Eu via se aproximar o pedágio,
e via as decepções de outros futuros.

Foi quando numa suspensão do ar eu a beijei,
e foi ali que perdi o meu medo de avião.
E foi a sua mão segurando a minha
       que fez a morte parecer simples.

E foi a intensidade deste momento que me fez
ter a coragem de escrever um poema.

Ela dizia ter o sonho de amar por amor,
de fazer uma revolução com cores de primavera
e quereria mais alguma coisa que no momento não me recordo.
A única certeza que tenho é a dos seus olhos de azeviche brilhando de molhados
confirmando a certeza do poema que é seu.

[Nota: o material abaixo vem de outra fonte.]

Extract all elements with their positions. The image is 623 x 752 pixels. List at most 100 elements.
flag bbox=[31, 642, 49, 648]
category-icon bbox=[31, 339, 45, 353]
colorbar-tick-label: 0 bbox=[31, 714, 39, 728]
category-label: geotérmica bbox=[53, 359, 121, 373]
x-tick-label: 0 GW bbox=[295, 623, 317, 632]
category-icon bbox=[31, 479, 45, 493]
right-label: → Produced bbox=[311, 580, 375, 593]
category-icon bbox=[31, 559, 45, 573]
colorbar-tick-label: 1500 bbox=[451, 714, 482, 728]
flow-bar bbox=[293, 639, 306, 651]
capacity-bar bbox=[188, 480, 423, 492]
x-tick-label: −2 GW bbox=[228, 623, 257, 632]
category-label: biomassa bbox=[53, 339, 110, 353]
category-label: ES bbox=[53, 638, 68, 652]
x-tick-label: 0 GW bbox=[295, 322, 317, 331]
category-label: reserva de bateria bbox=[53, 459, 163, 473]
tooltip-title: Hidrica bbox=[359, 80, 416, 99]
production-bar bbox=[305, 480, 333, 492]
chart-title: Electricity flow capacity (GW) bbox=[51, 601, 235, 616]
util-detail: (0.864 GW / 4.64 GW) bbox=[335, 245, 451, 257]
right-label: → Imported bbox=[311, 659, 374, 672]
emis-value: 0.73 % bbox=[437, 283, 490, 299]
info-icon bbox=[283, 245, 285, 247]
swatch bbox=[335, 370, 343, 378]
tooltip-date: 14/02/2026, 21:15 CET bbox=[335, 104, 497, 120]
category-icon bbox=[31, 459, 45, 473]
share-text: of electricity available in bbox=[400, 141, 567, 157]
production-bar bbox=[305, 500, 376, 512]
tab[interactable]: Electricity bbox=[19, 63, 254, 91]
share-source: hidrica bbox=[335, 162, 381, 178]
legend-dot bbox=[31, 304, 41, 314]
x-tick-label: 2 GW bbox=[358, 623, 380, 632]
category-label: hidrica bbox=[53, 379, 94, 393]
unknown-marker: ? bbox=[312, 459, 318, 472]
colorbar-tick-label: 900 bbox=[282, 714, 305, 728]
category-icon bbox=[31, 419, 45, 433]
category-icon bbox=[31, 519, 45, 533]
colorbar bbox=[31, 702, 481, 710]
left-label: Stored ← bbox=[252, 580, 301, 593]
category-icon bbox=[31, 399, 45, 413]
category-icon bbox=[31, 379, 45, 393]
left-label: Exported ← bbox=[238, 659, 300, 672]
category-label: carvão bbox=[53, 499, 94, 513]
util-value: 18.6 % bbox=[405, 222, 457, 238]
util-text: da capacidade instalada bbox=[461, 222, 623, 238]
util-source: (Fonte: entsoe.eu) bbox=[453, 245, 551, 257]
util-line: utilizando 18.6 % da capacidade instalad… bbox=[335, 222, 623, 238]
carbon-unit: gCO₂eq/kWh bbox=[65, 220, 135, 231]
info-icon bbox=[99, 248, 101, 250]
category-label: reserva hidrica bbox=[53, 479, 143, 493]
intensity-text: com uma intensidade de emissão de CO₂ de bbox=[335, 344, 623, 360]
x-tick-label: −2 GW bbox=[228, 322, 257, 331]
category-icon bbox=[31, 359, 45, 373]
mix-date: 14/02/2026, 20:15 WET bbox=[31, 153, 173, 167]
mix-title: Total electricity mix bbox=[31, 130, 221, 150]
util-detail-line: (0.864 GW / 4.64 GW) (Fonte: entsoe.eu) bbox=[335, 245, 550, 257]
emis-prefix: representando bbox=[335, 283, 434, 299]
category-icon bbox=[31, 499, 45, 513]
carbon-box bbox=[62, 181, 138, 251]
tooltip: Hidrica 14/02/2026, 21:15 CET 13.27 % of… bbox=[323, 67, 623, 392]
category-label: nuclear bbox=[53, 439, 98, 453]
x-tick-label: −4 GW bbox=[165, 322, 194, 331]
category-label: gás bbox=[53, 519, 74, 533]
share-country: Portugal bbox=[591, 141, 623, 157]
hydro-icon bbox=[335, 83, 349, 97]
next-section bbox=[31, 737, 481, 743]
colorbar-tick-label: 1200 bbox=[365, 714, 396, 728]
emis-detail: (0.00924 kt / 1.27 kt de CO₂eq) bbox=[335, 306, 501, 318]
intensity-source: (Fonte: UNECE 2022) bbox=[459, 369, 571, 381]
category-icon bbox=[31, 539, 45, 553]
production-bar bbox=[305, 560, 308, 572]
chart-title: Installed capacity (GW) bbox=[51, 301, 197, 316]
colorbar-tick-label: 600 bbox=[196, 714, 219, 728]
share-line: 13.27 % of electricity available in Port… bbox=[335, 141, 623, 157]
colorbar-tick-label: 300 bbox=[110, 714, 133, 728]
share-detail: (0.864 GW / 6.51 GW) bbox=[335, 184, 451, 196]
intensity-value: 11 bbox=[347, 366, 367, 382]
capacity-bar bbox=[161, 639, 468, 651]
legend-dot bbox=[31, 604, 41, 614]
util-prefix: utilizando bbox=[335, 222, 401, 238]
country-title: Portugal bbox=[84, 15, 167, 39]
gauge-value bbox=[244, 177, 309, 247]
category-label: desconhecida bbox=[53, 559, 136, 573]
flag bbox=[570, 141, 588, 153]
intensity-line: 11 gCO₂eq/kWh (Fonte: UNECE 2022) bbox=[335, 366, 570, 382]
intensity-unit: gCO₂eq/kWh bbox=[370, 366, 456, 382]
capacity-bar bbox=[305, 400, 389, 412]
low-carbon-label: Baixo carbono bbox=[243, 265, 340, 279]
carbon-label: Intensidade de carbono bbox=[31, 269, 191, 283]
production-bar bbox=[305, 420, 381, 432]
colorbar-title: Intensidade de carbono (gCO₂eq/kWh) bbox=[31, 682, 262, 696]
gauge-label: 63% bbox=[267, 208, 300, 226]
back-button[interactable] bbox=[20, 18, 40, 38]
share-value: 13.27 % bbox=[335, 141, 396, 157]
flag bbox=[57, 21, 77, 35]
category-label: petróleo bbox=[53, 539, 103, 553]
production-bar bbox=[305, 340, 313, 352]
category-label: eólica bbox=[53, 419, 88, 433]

E é seu o poema, digna de ser amada!
E eu, apenas um filho de Jeffrey, tenho também a certeza que mentalmente 
estará declamando poemas bonitos a mim,
pois o mundo também lhe é preto e branco.

domingo, 30 de dezembro de 2012

Não só de poesia vive esse blog aqui!




Santinhos pisados


Olhei a lua tempo bastante
pra perceber que nós estamos nos movendo,
tive tempo largo pra contemplar e constatar
que estamos fedendo. Isso não é extraordinário?
--Ainda não, respondem. E sem cerimonia
despejam em transparente negro
o colorido dos excrementos dos fundos de nossas casas.
Tive tempo bastante para, com todos os sentidos,
experimentar o que produz o cérebro nas ruas.
E ver o monumental templo vaticinando pelo comodismo
escalar as paredes e as calçadas como trepadeiras.
                               
                              O povo teve o que tem
                                        que ser dado ao povo: lixo!

                                E nada mais justo ter o pus da ferida    
                                                     tão interno, tão orgânico,
           tão votar do chão números de santinhos pisados.